Şarkı söyleseniz, sırtınızı şarkılara ve orkestranıza dayarsınız. Tiyatro desen ekip işi... Stand-up ise büyük delilik. Tek başına dikilip anlatacaksın ve sana 'Hadi bakalım, marifetlerini görelim' bakışıyla gözlerini dikenleri güldüreceksin. Sahneye çıkan herkes biraz delidir ama stand-up işine girenler delilik şampiyonudur bence. Baş deli de Cem Yılmaz herhalde.
İşte bizim Yasemin, çarşamba akşamı Beşiktaş Kültür Merkezi Mutfak'ta İstanbul Komedi Festivali kapsamında sahneye çıktı. Annem gelse kapıdan dönerdi çünkü tek bir yer bile yoktu.

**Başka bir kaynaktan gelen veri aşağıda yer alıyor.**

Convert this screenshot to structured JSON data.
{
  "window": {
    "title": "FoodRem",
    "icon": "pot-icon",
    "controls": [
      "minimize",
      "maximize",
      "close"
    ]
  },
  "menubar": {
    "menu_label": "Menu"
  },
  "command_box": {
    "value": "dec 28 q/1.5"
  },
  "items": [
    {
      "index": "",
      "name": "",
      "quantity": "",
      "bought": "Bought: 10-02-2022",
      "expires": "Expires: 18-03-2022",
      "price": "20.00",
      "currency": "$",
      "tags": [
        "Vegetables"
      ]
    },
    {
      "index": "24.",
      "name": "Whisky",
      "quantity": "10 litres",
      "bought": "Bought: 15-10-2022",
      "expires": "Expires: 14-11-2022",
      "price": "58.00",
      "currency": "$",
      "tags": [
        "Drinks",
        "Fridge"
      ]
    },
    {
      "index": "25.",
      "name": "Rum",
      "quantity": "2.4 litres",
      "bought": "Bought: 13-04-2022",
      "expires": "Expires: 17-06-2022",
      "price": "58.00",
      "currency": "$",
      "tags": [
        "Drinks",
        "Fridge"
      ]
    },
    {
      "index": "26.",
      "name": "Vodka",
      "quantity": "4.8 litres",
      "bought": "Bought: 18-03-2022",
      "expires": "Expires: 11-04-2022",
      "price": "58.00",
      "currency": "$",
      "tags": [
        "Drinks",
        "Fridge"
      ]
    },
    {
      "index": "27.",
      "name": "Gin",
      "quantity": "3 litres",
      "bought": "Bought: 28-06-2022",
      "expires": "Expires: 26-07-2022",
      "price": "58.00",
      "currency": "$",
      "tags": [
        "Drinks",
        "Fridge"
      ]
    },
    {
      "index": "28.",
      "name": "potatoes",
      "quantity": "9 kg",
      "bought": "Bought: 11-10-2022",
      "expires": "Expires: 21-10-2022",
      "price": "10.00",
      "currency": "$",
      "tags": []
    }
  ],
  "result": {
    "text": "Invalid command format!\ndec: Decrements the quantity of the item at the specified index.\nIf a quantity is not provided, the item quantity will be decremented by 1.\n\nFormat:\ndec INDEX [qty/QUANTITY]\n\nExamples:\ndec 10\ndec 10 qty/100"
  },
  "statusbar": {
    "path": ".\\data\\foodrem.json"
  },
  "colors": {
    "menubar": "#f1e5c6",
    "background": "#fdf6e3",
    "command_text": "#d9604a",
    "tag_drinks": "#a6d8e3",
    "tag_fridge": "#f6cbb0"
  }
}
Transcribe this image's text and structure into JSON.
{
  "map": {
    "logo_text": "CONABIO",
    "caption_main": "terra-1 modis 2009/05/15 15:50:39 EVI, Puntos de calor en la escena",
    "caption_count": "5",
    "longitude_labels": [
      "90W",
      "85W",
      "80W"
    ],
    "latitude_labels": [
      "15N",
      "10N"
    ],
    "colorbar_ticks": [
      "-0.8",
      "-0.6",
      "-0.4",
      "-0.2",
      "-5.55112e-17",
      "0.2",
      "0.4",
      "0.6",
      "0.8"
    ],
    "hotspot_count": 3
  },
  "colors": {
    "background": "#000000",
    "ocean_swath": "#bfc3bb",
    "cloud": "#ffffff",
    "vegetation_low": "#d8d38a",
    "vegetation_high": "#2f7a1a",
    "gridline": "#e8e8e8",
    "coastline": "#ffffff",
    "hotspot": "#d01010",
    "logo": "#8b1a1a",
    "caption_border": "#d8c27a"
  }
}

Bir yıldır her oyununda taş üstüne yepyeni taşlar koyarak gidiyor, alkışları topluyor Yasemin. Bense onu hayranlıkla izliyorum. Sözün özü şunu söylemek istiyorum: Başarılı olmak için bir şeyi istemek yetmez. İstedikten sonra cesaretini toplamak, çalışmak ve defalarca denemek gerekir. Çünkü her çıktığın yol otoban kıvamında olmuyor. 'Bakalım sen bunu gerçekten istiyor musun?' diye başına binbir türlü caydırıcı hadise geliyor. Eğer bir yıl önce Yasemin korkup kaçsaydı, bugün salonları doldurup alkışlarla izlenmenin mutluluğunu yaşayamayacaktı. Belki bi' şeylere başlamak isteyip de cesaret edemiyorsunuzdur diye yazdım bu yazıyı. Hadi bi' cesaret... Hiç denememiş olmaktan daha kötü ne olabilir ki?